5

I´ve installed postgresql 9.1 on ubuntu 12.04 with pgpoolII-3.3.3 and pgPoolAdmin

If I try to run pgpool from a terminal with sudo pgpool it seems to start. Viewing ubuntu file explorer I can see how a pgpool.pid file is created at /var/run/pgpool/pgpool.id (this is the path in pgpool.conf)

But after one second the file disappears.

I have tried to change the owner of the directory and the directory permissions but nothing seems to fix it.

If after that I try to stop pgpool wiht sudo pgpool -m fast stop I got an error: Error. pid file not found

It seems like the file is created and suddenly destroyed. I´m wondering why.

If I try to run pgpool from pgPoolAdmin I got this error: pgpool start failed. pgpool.pid not found.

Like other times, it´s maybe and stupid issue and I´m not being able to solve it as i don´t have a high level of knowledge on those systems.

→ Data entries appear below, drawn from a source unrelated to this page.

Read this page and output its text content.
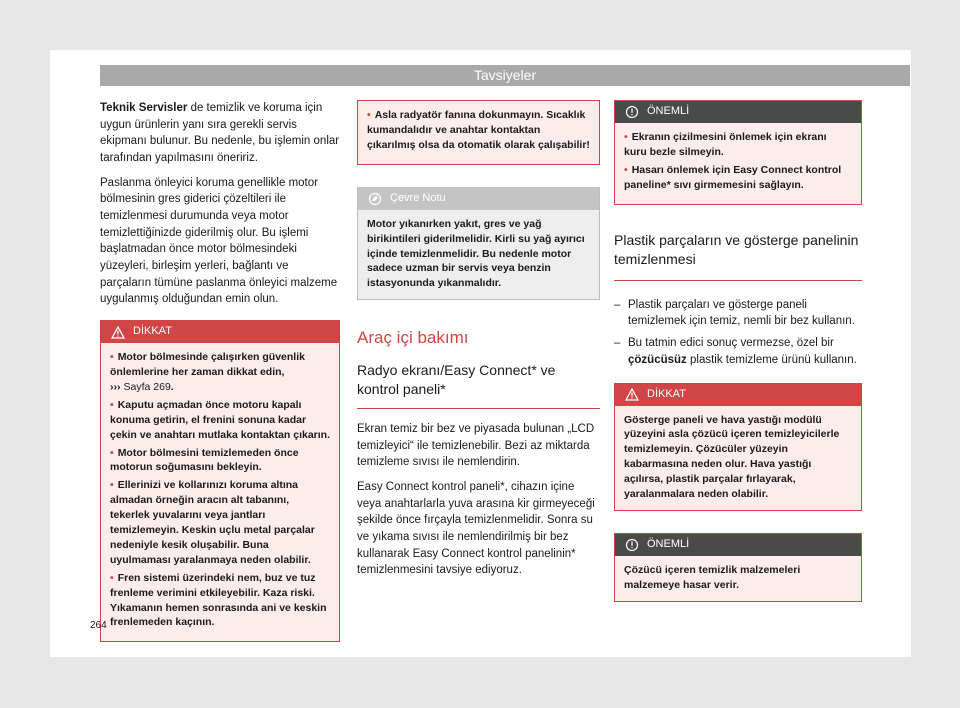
Tavsiyeler

Teknik Servisler de temizlik ve koruma için uygun ürünlerin yanı sıra gerekli servis ekipmanı bulunur. Bu nedenle, bu işlemin onlar tarafından yapılmasını öneririz.

Paslanma önleyici koruma genellikle motor bölmesinin gres giderici çözeltileri ile temizlenmesi durumunda veya motor temizlettiğinizde giderilmiş olur. Bu işlemi başlatmadan önce motor bölmesindeki yüzeyleri, birleşim yerleri, bağlantı ve parçaların tümüne paslanma önleyici malzeme uygulanmış olduğundan emin olun.

DİKKAT
• Motor bölmesinde çalışırken güvenlik önlemlerine her zaman dikkat edin,
››› Sayfa 269.
• Kaputu açmadan önce motoru kapalı konuma getirin, el frenini sonuna kadar çekin ve anahtarı mutlaka kontaktan çıkarın.
• Motor bölmesini temizlemeden önce motorun soğumasını bekleyin.
• Ellerinizi ve kollarınızı koruma altına almadan örneğin aracın alt tabanını, tekerlek yuvalarını veya jantları temizlemeyin. Keskin uçlu metal parçalar nedeniyle kesik oluşabilir. Buna uyulmaması yaralanmaya neden olabilir.
• Fren sistemi üzerindeki nem, buz ve tuz frenleme verimini etkileyebilir. Kaza riski. Yıkamanın hemen sonrasında ani ve keskin frenlemeden kaçının.
• Asla radyatör fanına dokunmayın. Sıcaklık kumandalıdır ve anahtar kontaktan çıkarılmış olsa da otomatik olarak çalışabilir!
Çevre Notu
Motor yıkanırken yakıt, gres ve yağ birikintileri giderilmelidir. Kirli su yağ ayırıcı içinde temizlenmelidir. Bu nedenle motor sadece uzman bir servis veya benzin istasyonunda yıkanmalıdır.
Araç içi bakımı
Radyo ekranı/Easy Connect* ve kontrol paneli*

Ekran temiz bir bez ve piyasada bulunan „LCD temizleyici“ ile temizlenebilir. Bezi az miktarda temizleme sıvısı ile nemlendirin.

Easy Connect kontrol paneli*, cihazın içine veya anahtarlarla yuva arasına kir girmeyeceği şekilde önce fırçayla temizlenmelidir. Sonra su ve yıkama sıvısı ile nemlendirilmiş bir bez kullanarak Easy Connect kontrol panelinin* temizlenmesini tavsiye ediyoruz.

ÖNEMLİ
• Ekranın çizilmesini önlemek için ekranı kuru bezle silmeyin.
• Hasarı önlemek için Easy Connect kontrol paneline* sıvı girmemesini sağlayın.
Plastik parçaların ve gösterge panelinin temizlenmesi
– Plastik parçaları ve gösterge paneli temizlemek için temiz, nemli bir bez kullanın.
– Bu tatmin edici sonuç vermezse, özel bir çözücüsüz plastik temizleme ürünü kullanın.
DİKKAT
Gösterge paneli ve hava yastığı modülü yüzeyini asla çözücü içeren temizleyicilerle temizlemeyin. Çözücüler yüzeyin kabarmasına neden olur. Hava yastığı açılırsa, plastik parçalar fırlayarak, yaralanmalara neden olabilir.
ÖNEMLİ
Çözücü içeren temizlik malzemeleri malzemeye hasar verir.
264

Any idea about what to try?

Xrry Christmas

Cesar
  • 131
  • 2
  • 7
  • Maybe is not the pid file being destroyed but that pgpool process starts and is by some reason aborted (and that´s the reason of seeing the file appear and disappear)? – Cesar Dec 26 '14 at 13:22

3 Answers3

3

Solved. I think the problem was caused by a permission problem. After trying

sudo mkdir /var/run/pgpool
sudo chmod 777 /var/run/pgpool
sudo chown postgres/postgres /var/run/pgpool
sudo postgresql service restart

It seems to be working now.

Cesar
  • 131
  • 2
  • 7
3

check the tmp directory using ls -la command and delete the file .s.PGSQL.9999 and .s.PGSQL.9898 and restart the server

Anup Gupta
  • 31
  • 2
1

Upon configuring PgPool-II, I found some documentation explaining that using the default directory /var/run/pgpool for the PID file was a bad idea, for that file could be erased when the service reboots.

The contents of the /var/run directory (including the pgpool directory) may be removed by the operating system during a reboot. The /var/run/pgpool directory should NOT be used as the location for the pgpool.pid file.

The issue seems to occur when using Ubuntu.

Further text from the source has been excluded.